Sunday, February 1, 2009

Reunion Dinner


It is extremely hard to resist meaty dishes, the temptation is tremendously inviting, to resist is a daunting task, requires stringent disciplines in mind and body movement(the act of not picking up those meat and put them in the mouth).


Especially when it comes to once a year reunion dinner, sweet and sour chicken,tender juicy boiled chicken dipped with traditional heavenly spring onion sauce, aromatic roasted pork, dried sweet pork slices, crispy tasty marinated pork steamed with spiced slices of yam in between(my favorite), gigantic luscious mushrooms stuffed with succulent marinated meats, delicious tender beef meatballs, rice wine laced steamed fresh fish,lightly salted fried scrumptious fresh prawns,and.... I am so hungry now.

I savored the prawns and fish, leaving the rest of the dishes for others generously.

It was a once a year event, I should have satisfied myself with nice food to the fullest logically,it didn't make sense to anyone, right? Rejecting delicious food spreading lavishly in front of me.

There was a reason, since I became a semi vegetarian, each time I greedily took some meat, the negative emotions would surface on the very next day, leaving me feeling anxious, angry and even depressed to some extent.

Almost all of my vegetarian friends have had the experience before, obviously I am not alone.

I found the below article convincingly helpful in supporting my own very humble theory;


The Vegetarian Fallacy(by Dr. Ronald Hoffman)
Wednesday, May 28, 2006

Recently, I came across the website of a natural health advocate, an avowed vegetarian, who wrote the following about "The Connection Between Meat and Emotion":

"What you see in meat eaters - -especially beef eaters -- is a lot of internal anger, fear and violence. Just look around. Pick ten people that you know who eat a lot of meat and rate their level of emotional stability, anger, fear, and violence."

"Then take ten people who are vegetarians or vegans and do that same exercise. Then compare those two groups of ten. You will find an amazing correlation. All the people who eat plant-based diets -- vegetarians or vegans -- are non-violent. They are not angry. They do not live in fear. They do not support war and violence. They do not treat others inhumanely."

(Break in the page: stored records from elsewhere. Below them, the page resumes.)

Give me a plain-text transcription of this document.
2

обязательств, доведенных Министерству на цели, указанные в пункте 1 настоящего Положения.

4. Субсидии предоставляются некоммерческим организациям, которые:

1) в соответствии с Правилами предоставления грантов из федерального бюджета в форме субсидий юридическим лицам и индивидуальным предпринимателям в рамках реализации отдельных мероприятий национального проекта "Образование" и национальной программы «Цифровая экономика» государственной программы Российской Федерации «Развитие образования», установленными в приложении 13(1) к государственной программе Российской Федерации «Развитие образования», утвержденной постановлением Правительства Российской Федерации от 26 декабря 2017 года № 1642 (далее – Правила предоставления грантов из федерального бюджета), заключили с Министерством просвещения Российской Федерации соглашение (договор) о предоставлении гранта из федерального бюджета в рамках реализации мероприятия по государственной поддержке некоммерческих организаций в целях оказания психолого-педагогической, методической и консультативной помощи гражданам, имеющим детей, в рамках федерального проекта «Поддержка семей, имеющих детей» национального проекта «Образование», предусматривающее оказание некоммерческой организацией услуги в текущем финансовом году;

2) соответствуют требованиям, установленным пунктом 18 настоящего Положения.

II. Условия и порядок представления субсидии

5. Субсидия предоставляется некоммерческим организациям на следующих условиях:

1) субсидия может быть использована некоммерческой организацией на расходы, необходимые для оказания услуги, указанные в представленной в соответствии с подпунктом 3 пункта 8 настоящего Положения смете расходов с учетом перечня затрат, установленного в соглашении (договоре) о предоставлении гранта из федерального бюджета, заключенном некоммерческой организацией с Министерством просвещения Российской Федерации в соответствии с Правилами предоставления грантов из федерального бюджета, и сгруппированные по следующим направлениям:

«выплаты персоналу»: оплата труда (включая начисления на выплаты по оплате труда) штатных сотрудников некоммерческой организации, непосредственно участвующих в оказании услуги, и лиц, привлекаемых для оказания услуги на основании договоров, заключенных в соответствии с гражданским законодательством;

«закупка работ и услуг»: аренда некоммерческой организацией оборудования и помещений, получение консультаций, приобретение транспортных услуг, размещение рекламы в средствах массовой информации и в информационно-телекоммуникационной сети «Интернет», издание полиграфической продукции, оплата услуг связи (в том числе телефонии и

"Now, compare that to meat eaters, which is what I used to be. Meat eaters are violent, and fearful. They support war. They might own many guns and like to use them. They might go hunting just so they can kill an animal and put its trophy on their wall. That is a classic behavior of meat-eating people. They support all kinds of violent acts by society."

"For example, they typically support the death sentence. They also think that animals can be treated cruelly without any real consequences. They do not believe in animal rights. They do not believe that animals really have to be taken care of. They just rather believe that humans can destroy, kill, torture and maim whatever they want -- even other humans."

"You see, their lack of compassion does not stop with animals. It also extends to other people. That is why people who eat a lot of beef and red meat also support war. They have no problem with the U.S. invading other countries, bombing civilians and killing tens of thousands of people. They have no problem with it at all as long as they can eat their steak and say, 'Oh, we are fighting for freedom.' That is very characteristic of meat eaters."

Whew! You get the idea. To support these dogmatic assertions, this health authority invokes an old theory: that of the "emotional contamination" of meat. According to this hypothesis, the terror of slaughter is somehow imprinted into the tissues of animals which are used in the domesticated food supply, and these "negative emotions" of fear and anger are somehow imparted to the human consumers of the meat.